If you search for “SHAP analysis,” you’ll find its origins in a 2017 article by Lundberg and Lee titled “A Unified Approach to Interpreting Model Predictions.” This groundbreaking work introduces the concept of “Shapley Additive exPlanations,” often referred to as SHAP. When employing SHAP, the primary objective is to explain a machine learning model’s prediction by quantifying the contribution of each feature to that prediction. The technical foundation of SHAP is rooted in the calculation of Shapley values, a concept rooted in coalitional game theory. These values were christened in tribute to Lloyd Shapley, who introduced the concept in 1951 and earned the Nobel Memorial Prize in Economic Sciences in 2012.

In simple terms, Shapley values serve as a methodology to depict the relative influence of each feature or variable measured on the final output of a machine learning model. This is achieved by comparing the relative impact of inputs against an average reference point.

Shapley Values: Insight Unveiled

Imagine this scenario: a coalition of players joins forces to achieve a specific collective benefit arising from their collaboration. Given that individual players might contribute differently to the coalition and possess diverse degrees of influence or efficiency, how should the eventual distribution of profits be determined among these players in any game? In essence, we seek to comprehend the significance of each participant’s role within the collaborative endeavour and the corresponding compensation they should receive.

The Shapley coefficient values offer a potential solution to this quandary. In machine learning, consider the feature values of a data instance as the participants forming the coalition.
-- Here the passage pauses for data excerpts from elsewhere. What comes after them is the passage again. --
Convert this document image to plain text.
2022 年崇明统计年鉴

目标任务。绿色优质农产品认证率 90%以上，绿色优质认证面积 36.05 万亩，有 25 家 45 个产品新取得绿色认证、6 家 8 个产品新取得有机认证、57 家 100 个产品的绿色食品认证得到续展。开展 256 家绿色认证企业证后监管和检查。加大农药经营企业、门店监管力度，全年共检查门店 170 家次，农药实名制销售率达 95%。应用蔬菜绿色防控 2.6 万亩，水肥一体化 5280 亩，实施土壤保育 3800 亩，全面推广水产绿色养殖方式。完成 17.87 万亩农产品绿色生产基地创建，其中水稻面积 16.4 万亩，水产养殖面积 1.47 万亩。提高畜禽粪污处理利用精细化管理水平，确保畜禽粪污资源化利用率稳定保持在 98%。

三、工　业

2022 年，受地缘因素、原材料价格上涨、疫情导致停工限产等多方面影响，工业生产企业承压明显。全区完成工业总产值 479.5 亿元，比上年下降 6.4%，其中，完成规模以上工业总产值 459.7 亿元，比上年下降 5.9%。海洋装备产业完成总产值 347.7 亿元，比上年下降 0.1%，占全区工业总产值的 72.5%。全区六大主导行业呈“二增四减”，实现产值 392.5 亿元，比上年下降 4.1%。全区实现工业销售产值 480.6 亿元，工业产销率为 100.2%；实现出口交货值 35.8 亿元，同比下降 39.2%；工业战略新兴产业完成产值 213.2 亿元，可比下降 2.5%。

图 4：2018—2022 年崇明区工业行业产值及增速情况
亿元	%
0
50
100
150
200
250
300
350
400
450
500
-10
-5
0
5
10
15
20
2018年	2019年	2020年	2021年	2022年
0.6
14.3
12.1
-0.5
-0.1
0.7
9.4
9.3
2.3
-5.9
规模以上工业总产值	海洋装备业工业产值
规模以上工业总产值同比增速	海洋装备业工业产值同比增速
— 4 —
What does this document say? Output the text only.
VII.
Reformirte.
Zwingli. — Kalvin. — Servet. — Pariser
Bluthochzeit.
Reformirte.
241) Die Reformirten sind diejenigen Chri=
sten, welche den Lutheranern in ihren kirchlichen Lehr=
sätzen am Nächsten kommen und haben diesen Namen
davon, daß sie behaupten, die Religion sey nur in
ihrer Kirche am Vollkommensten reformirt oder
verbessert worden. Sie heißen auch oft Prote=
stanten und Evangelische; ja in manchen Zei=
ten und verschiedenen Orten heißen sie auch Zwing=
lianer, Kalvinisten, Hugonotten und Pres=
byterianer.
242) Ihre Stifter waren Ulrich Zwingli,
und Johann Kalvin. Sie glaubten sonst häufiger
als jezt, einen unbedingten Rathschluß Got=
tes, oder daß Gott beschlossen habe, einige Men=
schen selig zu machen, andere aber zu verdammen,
The Shapley values then come into play to guide us in equitably distributing the “payout,” which is essentially the prediction among these features.

A “player” in this context can be a single feature value, as commonly found in tabular data. Alternatively, a “player” might be defined as a collection of feature values that function in synergy.

Furthermore, when you’ve trained a random forest model, predictions are derived from an ensemble of diverse decision trees. It’s worth noting that you can compute the Shapley value for each individual tree autonomously, subsequently averaging these values. The resultant averaged Shapley value can then be utilized to determine the contribution of a feature within a random forest. Importantly, this is feasible due to the linearity property inherent in the Shapley value calculation.